You may recall President Trump’s recent claim about a huge increase in autism.  Another wonderful example of upcoding.   The reality is there isn’t a huge increase in autism, there probably isn’t any; what has increased enormously is autism diagnoses.  All kinds of money is available to treat autism, some schools even get paid more for autistic children.  Autism is the fuzziest kind of “disease” imaginable.  So providers are calling every child who has any difficulty in life autistic.  And RFK, Jr. gets to spread his absurd lies about vaccines and autism.

Another article in the issue discusses Medicare Advantage upcoding in regarded skilled nursing facility assessments.  These help raise the risk scores on which the MA plans are paid.  But another article supports a point I have made frequently on the other side, which is that providers in fee-for-service Medicare often don’t completely code all of a patient’s issues, so some of the risk-score gap is because FFS patients aren’t coded as high as they should be.  And the FFS providers often are not proactively identifying all of a patient’s health needs.

Another article discusses the growing concentration of Medicare Advantage members in a few national health plans.  Another describes how these same national plans are the primary force in the self-funded market.  Additional articles discuss relative payments to providers by different types of insurance, the use of hospital payment caps to limit spending by state employee health plans, putting an inflation factor in Medicare physician payments, the intergenerational effects of adverse childhood experiences (with a DIE twist), the cost of cancer meds.

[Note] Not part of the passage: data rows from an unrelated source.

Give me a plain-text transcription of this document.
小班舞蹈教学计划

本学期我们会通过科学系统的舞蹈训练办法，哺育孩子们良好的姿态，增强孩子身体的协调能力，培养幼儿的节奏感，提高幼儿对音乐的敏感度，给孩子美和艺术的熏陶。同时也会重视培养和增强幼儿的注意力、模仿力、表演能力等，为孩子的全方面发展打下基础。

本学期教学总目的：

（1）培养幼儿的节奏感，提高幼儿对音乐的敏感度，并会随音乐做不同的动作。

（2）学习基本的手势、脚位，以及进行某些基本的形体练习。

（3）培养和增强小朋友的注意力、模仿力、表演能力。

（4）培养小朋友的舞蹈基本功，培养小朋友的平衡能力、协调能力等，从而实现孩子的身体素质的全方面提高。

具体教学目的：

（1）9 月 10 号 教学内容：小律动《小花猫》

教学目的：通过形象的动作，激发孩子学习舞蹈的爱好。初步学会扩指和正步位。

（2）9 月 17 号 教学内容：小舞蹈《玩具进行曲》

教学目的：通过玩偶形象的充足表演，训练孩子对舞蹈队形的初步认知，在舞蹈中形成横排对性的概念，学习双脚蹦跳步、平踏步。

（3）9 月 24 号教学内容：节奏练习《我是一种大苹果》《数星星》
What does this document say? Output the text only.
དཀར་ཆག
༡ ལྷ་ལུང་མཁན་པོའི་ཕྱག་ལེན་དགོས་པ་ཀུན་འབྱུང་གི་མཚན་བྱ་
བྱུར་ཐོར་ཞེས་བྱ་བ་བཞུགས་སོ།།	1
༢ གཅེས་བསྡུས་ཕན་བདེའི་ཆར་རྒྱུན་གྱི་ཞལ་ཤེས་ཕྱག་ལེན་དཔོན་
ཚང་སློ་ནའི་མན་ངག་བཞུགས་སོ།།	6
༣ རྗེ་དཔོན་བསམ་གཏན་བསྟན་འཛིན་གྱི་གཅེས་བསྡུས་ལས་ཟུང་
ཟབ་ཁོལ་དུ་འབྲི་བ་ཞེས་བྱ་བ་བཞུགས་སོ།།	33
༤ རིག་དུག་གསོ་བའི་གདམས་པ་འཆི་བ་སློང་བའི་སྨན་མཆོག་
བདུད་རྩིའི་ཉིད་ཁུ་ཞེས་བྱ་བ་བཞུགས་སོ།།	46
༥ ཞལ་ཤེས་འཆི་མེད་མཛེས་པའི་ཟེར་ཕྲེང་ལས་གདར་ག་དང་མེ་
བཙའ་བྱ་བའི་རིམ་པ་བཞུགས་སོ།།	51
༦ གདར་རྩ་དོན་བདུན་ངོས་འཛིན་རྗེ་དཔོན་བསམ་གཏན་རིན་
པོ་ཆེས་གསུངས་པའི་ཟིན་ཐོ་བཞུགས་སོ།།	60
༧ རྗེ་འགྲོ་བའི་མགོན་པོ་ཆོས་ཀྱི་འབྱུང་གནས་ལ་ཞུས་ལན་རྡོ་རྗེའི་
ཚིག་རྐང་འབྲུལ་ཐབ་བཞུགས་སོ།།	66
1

This issue has a lower than average DIE content, but here comes one, about pharmacy closures.  Gosh, guess what, they disportionately affect minority communities.  Gee, wonder if just like every other kind of store, that could actually be attributed to higher crime rates in these communities.  If you owned a business, would you put it where you couldn’t make money due to theft and your employees were at risk of physical harm?

Anyway, as I said, a lot of useful research, with only a smattering of DIE in this issue, but if you are interested in health research and policy, this remains an important journal.